Cacao powder provides more nutrition than cocoa powder and can be a healthier substitute in recipes. Cacao powder provides:
Nutrients per Serving
Two tablespoons of cacao powder contain:
The biggest health risk is getting too much of a good thing.
Caffeine: A 2-tablespoon serving has about 50 milligrams of caffeine, roughly half as much caffeine as in the average cup of coffee. Bear this in mind if you are sensitive to caffeine.
Sugar, calories, and fat: Though cacao powder is often used as a substitute for cocoa powder in recipes, swapping the powders doesn’t automatically make a recipe healthy. Check on the amount of sugar and unhealthy fats in recipes or cocoa products, including chocolate.
Pregnant or new mom? Eating too much cacao during pregnancy or breastfeeding may be harmful.
Risk for pets: For dogs and cats, a compound found in cacao called theobromine is very toxic.
How to Prepare Cacao
Using raw cacao powder is probably the easiest way to add raw cacao to your diet. Here are a few ways to start enjoying the health benefits of cacao:
- Add cacao powder, natural peanut butter, and maple syrup to plain Greek yogurt for a tasty treat.

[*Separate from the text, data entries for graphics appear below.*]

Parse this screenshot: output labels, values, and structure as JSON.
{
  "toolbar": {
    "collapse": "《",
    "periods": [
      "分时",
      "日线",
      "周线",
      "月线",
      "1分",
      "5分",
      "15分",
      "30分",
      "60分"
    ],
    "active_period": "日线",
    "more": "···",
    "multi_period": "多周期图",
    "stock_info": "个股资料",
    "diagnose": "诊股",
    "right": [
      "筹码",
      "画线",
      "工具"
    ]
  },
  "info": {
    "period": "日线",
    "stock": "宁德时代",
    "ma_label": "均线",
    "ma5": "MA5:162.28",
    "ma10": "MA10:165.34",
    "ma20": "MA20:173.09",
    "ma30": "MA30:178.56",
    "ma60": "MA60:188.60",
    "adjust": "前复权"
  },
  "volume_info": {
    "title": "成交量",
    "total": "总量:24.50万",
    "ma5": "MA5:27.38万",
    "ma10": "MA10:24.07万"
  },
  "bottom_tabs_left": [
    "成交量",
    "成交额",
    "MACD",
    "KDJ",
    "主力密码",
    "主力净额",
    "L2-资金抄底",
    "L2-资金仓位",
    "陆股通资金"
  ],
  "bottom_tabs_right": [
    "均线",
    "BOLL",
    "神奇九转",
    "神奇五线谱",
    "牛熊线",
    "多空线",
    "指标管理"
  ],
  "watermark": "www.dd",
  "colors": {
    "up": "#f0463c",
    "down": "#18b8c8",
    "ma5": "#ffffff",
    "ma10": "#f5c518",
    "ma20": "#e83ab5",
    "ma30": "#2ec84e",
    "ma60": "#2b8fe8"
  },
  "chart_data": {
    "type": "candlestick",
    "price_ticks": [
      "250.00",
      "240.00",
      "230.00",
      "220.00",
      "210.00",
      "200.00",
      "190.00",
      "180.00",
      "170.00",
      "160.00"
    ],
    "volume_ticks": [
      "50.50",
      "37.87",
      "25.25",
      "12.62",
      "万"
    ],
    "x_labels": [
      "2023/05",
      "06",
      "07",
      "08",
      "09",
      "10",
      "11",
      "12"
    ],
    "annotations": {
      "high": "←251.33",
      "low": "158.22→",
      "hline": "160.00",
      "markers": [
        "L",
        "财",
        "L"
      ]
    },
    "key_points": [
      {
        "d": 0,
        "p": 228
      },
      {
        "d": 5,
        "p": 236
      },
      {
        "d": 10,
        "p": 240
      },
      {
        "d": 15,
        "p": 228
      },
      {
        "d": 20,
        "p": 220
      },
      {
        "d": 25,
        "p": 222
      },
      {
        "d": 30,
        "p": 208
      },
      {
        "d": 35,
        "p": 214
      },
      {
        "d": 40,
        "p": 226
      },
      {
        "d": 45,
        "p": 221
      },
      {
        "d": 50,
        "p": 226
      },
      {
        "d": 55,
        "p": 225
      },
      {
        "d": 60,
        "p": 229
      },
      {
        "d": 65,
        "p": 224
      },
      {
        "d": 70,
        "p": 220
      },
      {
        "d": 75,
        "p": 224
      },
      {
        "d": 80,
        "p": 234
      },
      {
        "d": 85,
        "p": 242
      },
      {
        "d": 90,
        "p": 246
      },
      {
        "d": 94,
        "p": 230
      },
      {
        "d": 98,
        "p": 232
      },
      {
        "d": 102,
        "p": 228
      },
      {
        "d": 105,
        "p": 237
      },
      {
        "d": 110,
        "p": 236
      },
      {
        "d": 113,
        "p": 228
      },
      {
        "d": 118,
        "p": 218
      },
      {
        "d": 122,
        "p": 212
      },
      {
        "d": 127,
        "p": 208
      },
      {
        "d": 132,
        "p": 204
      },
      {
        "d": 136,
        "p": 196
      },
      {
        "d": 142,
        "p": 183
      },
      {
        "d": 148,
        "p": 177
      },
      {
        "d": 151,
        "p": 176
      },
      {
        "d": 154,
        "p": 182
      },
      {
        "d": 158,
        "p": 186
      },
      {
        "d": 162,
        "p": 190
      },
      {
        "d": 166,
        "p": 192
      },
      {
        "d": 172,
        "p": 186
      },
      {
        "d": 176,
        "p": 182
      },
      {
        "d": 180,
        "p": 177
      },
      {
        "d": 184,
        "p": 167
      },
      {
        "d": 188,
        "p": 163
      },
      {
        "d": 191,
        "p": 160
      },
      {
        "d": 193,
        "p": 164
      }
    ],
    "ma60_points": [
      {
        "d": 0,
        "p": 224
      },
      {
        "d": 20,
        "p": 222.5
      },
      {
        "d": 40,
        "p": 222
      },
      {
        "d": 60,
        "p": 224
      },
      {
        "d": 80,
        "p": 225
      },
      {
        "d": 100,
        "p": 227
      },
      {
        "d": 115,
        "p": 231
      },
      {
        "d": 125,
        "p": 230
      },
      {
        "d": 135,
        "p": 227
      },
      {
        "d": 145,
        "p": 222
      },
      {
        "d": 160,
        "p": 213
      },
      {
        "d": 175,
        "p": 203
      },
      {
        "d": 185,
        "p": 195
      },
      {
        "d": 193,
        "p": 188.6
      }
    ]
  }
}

- Follow a recipe that combines raw cacao powder, eggs, brown sugar, almond meal, and butter to make a flourless cacao fudge cake.

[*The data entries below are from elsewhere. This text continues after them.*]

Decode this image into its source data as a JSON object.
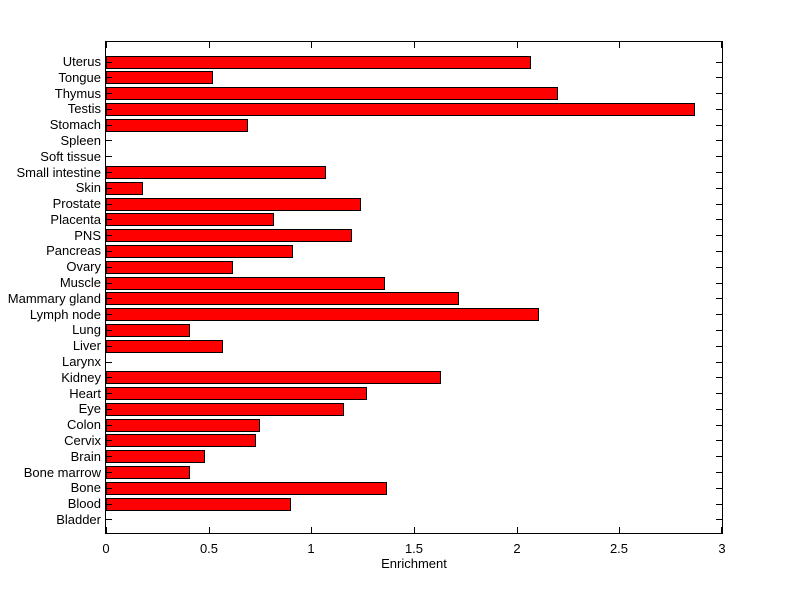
{
  "figure": {
    "background": "#ffffff"
  },
  "chart_data": {
    "type": "bar",
    "orientation": "horizontal",
    "title": "",
    "xlabel": "Enrichment",
    "ylabel": "",
    "xlim": [
      0,
      3
    ],
    "xticks": [
      0,
      0.5,
      1,
      1.5,
      2,
      2.5,
      3
    ],
    "xtick_labels": [
      "0",
      "0.5",
      "1",
      "1.5",
      "2",
      "2.5",
      "3"
    ],
    "grid": false,
    "legend": null,
    "bar_color": "#ff0000",
    "bar_edge_color": "#000000",
    "axis_color": "#000000",
    "text_color": "#000000",
    "categories": [
      "Uterus",
      "Tongue",
      "Thymus",
      "Testis",
      "Stomach",
      "Spleen",
      "Soft tissue",
      "Small intestine",
      "Skin",
      "Prostate",
      "Placenta",
      "PNS",
      "Pancreas",
      "Ovary",
      "Muscle",
      "Mammary gland",
      "Lymph node",
      "Lung",
      "Liver",
      "Larynx",
      "Kidney",
      "Heart",
      "Eye",
      "Colon",
      "Cervix",
      "Brain",
      "Bone marrow",
      "Bone",
      "Blood",
      "Bladder"
    ],
    "values": [
      2.07,
      0.52,
      2.2,
      2.87,
      0.69,
      0,
      0,
      1.07,
      0.18,
      1.24,
      0.82,
      1.2,
      0.91,
      0.62,
      1.36,
      1.72,
      2.11,
      0.41,
      0.57,
      0,
      1.63,
      1.27,
      1.16,
      0.75,
      0.73,
      0.48,
      0.41,
      1.37,
      0.9,
      0
    ]
  }
}
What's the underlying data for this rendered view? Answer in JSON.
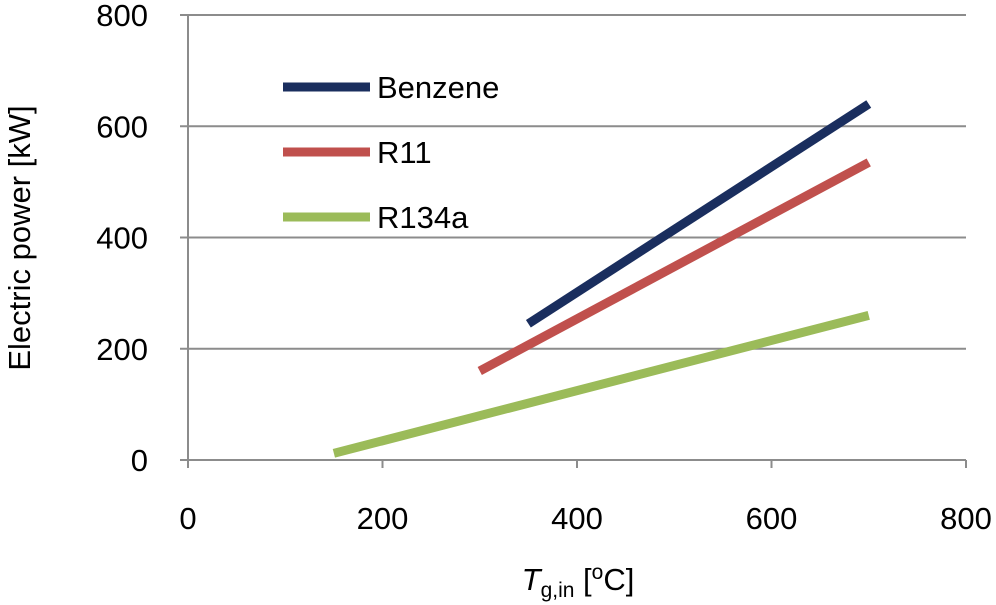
{
  "chart_data": {
    "type": "line",
    "title": "",
    "xlabel": {
      "italic": "T",
      "subscript": "g,in",
      "unit_open": " [",
      "unit_sup": "o",
      "unit_rest": "C]"
    },
    "ylabel": "Electric power [kW]",
    "xlim": [
      0,
      800
    ],
    "ylim": [
      0,
      800
    ],
    "x_ticks": [
      0,
      200,
      400,
      600,
      800
    ],
    "y_ticks": [
      0,
      200,
      400,
      600,
      800
    ],
    "grid": "horizontal",
    "legend_position": "top-left",
    "series": [
      {
        "name": "Benzene",
        "color": "#1a2e5e",
        "x": [
          350,
          700
        ],
        "y": [
          245,
          640
        ]
      },
      {
        "name": "R11",
        "color": "#c0504d",
        "x": [
          300,
          700
        ],
        "y": [
          160,
          535
        ]
      },
      {
        "name": "R134a",
        "color": "#9bbb59",
        "x": [
          150,
          700
        ],
        "y": [
          12,
          260
        ]
      }
    ]
  }
}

- Crumble walnuts in a food processor, then add dates and raw cacao to create three-ingredient energy balls.
- Blend raw cacao powder, water, almond butter, cinnamon, banana, and ice for a delightful banana cacao smoothie.
- Sprinkle cacao powder over a bowl of fresh fruit – pineapples, raspberries, and bananas all make great pairings with cacao.

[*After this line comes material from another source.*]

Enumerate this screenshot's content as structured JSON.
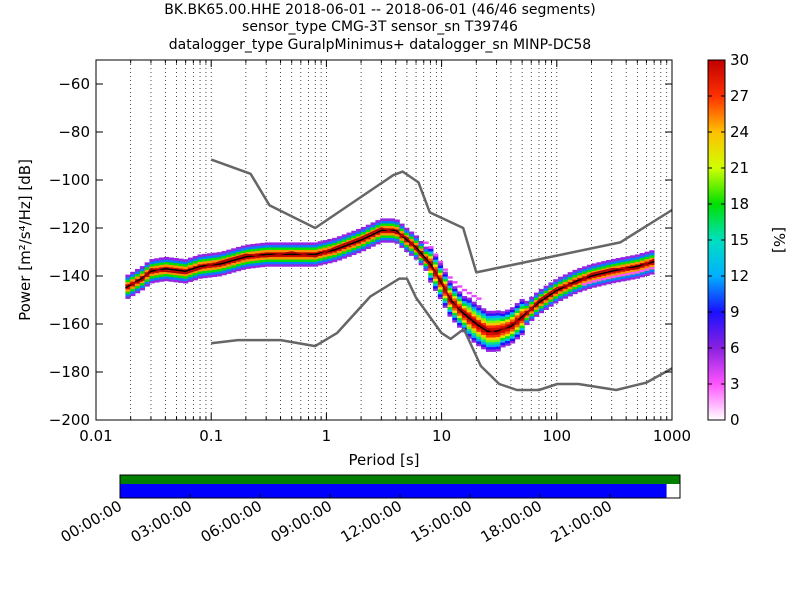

- Look for a recipe for healthy chocolate bread using ingredients like raw cacao powder, spelt flour, eggs, coconut milk, raw honey, and pistachios.
- Add cacao nibs when you make a smoothie or granola, or sprinkle them on top of your oatmeal.
Cacao vs. Cocoa
Cacao powder is similar to cocoa powder in flavor and function, but it’s more nutritious overall. Many dessert recipes call for cacao powder because of its minimal processing and nutrition density. Making the switch is an easy way to get more nutrients when you’re baking.
Cacao powder looks almost identical to cocoa powder and can be used much the same way. You can substitute cocoa powder for an equal amount of cacao powder in recipes that call for it, though the flavor might not be as sweet. Cacao powder also absorbs more liquid than cocoa powder, so you may need to increase the measurement of liquid ingredients in a recipe.
Just like cocoa powder, you can use cacao powder to make brownies, cakes, cookies, and other chocolatey desserts. Here are a few other ways to use cacao powder:
- Sprinkle it on top of peanut butter on toast.
- Use it as an ingredient in homemade hot cocoa mix.
- Add it to a smoothie.
- Add it to plain or vanilla Greek yogurt.
- Add it to a pot of chili for a deeper flavor.
- Use it as an oatmeal mix-in.
- Dust it onto brownie and cake baking pans to prevent sticking.
But remember that even cacao powder has fat, so be mindful of the fat and calories when you are indulging.